Final Report Summary - EVALIDEA (Designing Institutions to Evaluate Ideas)
First, we based our general framework on an equilibrium model of persuasion by a sponsor of an idea/product through a signal-jamming model of information acquisition and selective disclosure. We applied the framework to privacy regulation in the context of marketing and targeted campaigning. In a capstone paper on strategic sample selection, we compared the information value of random data to selected data. We characterized situations in which selective assignment based on untreated outcomes—which is typically thought of exclusively as a threat to internal validity—actually benefits an evaluator who observes the reported data. In the process, we also developed a new methodology for comparing the value of information structures on the basis of local dispersion.
Second, turning to the positive analysis of evaluation institutions and their workings, we analyzed the incentives for truthful reporting of information by forecasters as well as the incentives of evaluators to assess the quality of forecasters—from a theoretical, experimental, and empirical viewpoint. We systematized the literature on the topic in a high-profile overview published as a handbook chapter. In this context, we also developed a methodology for structural estimation and then applied it empirically to economic forecast data. In a subproject, we also developed an experimental methodology to dissect the different elements explaining behavior in a reporter-evaluator model with reputational concerns.

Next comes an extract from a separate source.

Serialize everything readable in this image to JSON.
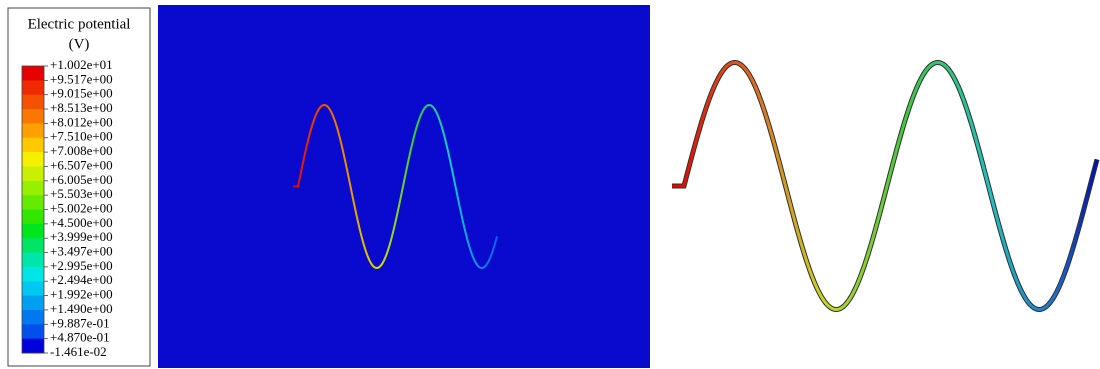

The highlight of this second part of the project is a theoretical analysis of the performance of markets as evaluation tools. We characterized how market prices react to information when market participants have heterogeneous prior beliefs and are subject to wealth effects. When favorable information is publicly revealed about one state, the price for the asset that pays off in that state must increase, so that traders, who according to their prior beliefs are inclined to purchase this asset, reduce their demand because they either have a limited budget or they suffer a negative wealth effect. Thus, the market can only equilibrate if the price must weigh more the beliefs of traders that go against the new information. Through this mechanism, prices underreact to information, and dynamically exhibit momentum and over-reaction in the long term—explaining a number of empirical puzzles noticed in the asset pricing and prediction market literatures
Third, we worked on the design of evaluation institutions. To this end, we formulated a tractable strategic version of Wald’s classic model of sequential information acquisition and linked the framework to the canonical model on optimal persuasion. The model is geared to analyze the incentives to carry out research (clinical trials) in order to convince a decision maker (regulator) to approve a new idea (drug). Within this framework we compared the performance and explained the historical evolution of different institutions and approval protocols.
The highlight of this third part of the project is our empirical analysis of results of clinical trials across research stages. Given that human lives are at stake, planning and execution of clinical research on volunteers as well as the publication of results should conform to highest ethical standards. However, the produced evidence is susceptible to many kinds of biases because investigators might suffer from conflicts of interest, given the high economic stakes at play. Examining the statistical results reported to the ClinicalTrials.gov online registry, we documented a suspicious excess mass of statistically significant results from industry-sponsored studies in phase-three relative to phase-two trials, but no bunching of results just above the significance threshold. By matching trials across phases, we disentangled different channels that may increase the presence of significant results. We attributed more than half of the excess mass of significant results to selection economizing on research costs. While for trials by large pharma companies the residual are explained by selective reporting, for smaller investigators—which presumably have less reputation at stake—a quarter of the excess mass of significant results remains unexplained.